Sanders’ Criticism of Israel Hurt Him with Jews
Bernie Sanders “will not pay a political price for his stance” on Israel, claimed New York Times columnist Roger Cohen in an op-ed piece in the paper this week.
Sanders’ criticism of Israel, said Cohen, wouldn’t cost him politically “because there is an emergent constituency, particularly among young Americans, for a different approach to Israel, one that underwrites its security without writing a blank check for its every policy.”
The day the Cohen piece ran there was a Democratic primary in New York State to chose who should be the Democratic Party’s candidate for U.S. president—and Sanders did poorly.
Sanders had hoped that a victory in his home state—following a string of primary victories in a series of states—might be key to helping him grab the Democratic nomination and, in any event, he had expected a very strong showing in New York.
But as Lawrence J. Epstein, long-time Suffolk County Community College professor and author (his most recent book The Basic Beliefs of Judaism: A Twenty-first-Century Guide to a Timeless Tradition), wrote on his Facebook page the day after the primary:
“There was an interesting story yesterday on MSNBC. The network sent a reporter to Bernie Sanders’ old high school [Midwood High School in Brooklyn] which was serving as a polling place. The big takeaway for the reporter was that she spoke to many voters who had originally intended to vote for Sanders but changed their minds when he spoke about Israel in a manner that these voters considered insufficiently pro-Israel.”
“Since Sanders lost by a larger margin than expected, I wondered if this was part of the explanation so I looked at the results in the 10th Congressional District, widely thought to be the one with the largest Jewish population in the country,” Epstein continued. The 10th Congressional District includes the West Side and Greenwich Village in Manhattan and also parts of Brooklyn including Borough Park. Sanders in his New York primary campaign stressed his Jewish background although being critical of Israel.
And Hillary “Clinton won the district three to one. She also won the district where Sanders grew up” [in Brooklyn], noted Epstein.
Epstein declared: “And it’s not just Jewish voters. Israel polls very well with voters generally. Sanders let inaccuracies and ideology overshadow sober historical and political facts.
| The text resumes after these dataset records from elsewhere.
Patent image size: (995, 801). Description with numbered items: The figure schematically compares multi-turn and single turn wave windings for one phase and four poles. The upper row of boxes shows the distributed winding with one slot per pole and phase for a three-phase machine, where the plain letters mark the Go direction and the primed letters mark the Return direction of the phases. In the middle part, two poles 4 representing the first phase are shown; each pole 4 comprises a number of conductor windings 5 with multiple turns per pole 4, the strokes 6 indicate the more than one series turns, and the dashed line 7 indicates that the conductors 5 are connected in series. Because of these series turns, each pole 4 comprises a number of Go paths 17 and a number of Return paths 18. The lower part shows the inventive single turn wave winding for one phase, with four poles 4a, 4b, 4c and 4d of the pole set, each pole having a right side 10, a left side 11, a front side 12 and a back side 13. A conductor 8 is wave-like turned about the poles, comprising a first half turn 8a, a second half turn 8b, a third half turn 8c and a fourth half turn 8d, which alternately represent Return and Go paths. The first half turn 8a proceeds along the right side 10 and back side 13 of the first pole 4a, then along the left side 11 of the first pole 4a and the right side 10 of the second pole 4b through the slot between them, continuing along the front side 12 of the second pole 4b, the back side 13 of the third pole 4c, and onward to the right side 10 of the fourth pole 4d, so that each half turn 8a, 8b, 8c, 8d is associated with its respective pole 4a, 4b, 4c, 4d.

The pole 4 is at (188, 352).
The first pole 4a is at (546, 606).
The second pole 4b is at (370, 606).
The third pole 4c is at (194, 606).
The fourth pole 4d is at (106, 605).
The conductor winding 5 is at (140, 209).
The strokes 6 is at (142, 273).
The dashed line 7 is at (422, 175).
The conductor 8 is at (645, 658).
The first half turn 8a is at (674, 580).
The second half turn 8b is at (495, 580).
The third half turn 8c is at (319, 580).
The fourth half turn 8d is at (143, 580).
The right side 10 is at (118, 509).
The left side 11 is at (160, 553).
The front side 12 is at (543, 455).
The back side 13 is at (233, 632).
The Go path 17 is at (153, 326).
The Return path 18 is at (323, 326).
There’s a lesson here for Democrats as they proceed.”
Cohen stated in his column: “Sanders struck an important blow for honest and more open debate by raising issues seldom broached in an American presidential campaign—the Palestinian houses and schools ‘decimated’ by Israeli force in Gaza, the fact that ‘there are two sides to the issue,’ the need for a balanced American role. He set down a marker in the Jewish American city par excellence.”
Insisting this would not hurt Sanders politically, Cohen went on to assert: “Whether Sanders will benefit is another matter—the situation is fluid and Hillary Clinton’s more conventional approach to Israel retains strong support.”
Sanders’ stance and incorrect statements about Israel such as his telling the New York Daily News editorial board that “over 10,000 innocent people were killed in Gaza” by Israel during the 2014 conflict with Hamas didn’t benefit him and indeed did hurt him.
And, yes, there’s a lesson here for Democrats in the U.S. about how most Jews—and non-Jewish Americans—strongly feel about Israel.